Il problema ha origine quando fu creata la Regione Siciliana ma i governi italiani, abilmente, riuscirono a impedire la creazione di un’agenzia delle entrate regionale mantenendo la funzione in capo a quella statale. Da quel momento ogni autonomia finanziaria è stata compromessa dalla facilità con cui il ministero delle finanze può riscuotere nell’isola le imposte spettanti alla Regione e poi girarne a questa un ammontare decurtato di parecchio.
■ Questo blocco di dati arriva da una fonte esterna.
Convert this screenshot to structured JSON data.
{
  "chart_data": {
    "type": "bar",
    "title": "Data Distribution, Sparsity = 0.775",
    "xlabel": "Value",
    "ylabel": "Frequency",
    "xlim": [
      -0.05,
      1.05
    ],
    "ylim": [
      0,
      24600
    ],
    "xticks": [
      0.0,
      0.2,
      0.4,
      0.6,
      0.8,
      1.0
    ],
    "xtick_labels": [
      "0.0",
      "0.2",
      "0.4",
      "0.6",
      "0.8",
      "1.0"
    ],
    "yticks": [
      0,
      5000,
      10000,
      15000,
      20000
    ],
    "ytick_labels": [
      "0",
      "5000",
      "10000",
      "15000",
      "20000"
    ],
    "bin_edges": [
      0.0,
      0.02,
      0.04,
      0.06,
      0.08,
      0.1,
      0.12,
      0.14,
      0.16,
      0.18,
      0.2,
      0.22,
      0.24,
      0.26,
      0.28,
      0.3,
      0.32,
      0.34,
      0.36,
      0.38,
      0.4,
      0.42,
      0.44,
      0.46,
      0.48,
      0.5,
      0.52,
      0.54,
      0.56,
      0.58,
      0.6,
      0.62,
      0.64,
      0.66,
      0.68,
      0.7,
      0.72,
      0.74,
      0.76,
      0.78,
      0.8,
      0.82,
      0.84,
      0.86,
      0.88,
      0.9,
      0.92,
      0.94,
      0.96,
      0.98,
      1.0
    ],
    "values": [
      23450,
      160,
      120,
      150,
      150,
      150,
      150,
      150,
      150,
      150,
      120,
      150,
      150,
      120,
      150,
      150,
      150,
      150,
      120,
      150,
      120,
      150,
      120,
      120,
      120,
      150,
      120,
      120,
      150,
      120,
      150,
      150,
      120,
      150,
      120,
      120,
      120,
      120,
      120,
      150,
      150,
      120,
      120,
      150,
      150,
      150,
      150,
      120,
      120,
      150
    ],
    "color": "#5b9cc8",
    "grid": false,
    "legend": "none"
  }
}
Sottrazioni che si sono fatte sempre più pesanti man mano che la finanza statale italiana è etrata in affanno. Ormai, anche a causa degli accordi capestro che Renzi ha estorto a Crocetta, ritornano nell’isola appena la metà delle imposte dei Siciliani. Imposte con cui non è più possibile garantire tutta la funzione pubblica che lo Stato ha devoluto alla Regione. A questo scenario bisogna aggiungere gli altri prelievi rapaci come quello per il risanamento della finanza statale.

È incomprensibile il criterio secondo il quale il contributo al risanamento del debito italiano, nell’isola sia il più alto dopo quello lombardo.

È incomprensibile la cancellazione dei residui attivi, concedendo di fatto allo Stato di cancellare i suoi debiti portando la Regione al disavanzo.

Stiamo però parlando solo delle imposte riscosse nell’isola perché c’è poi la questione della violazione dell’articolo 37, mai attuato, che attribuisce alla Regione le imposte maturate. Uno scippo quantificato intorno ai 300-400 milioni l’anno, considerando gli stabilimenti petrolchimici operanti nell’isola ma con sede legale nel nord Italia.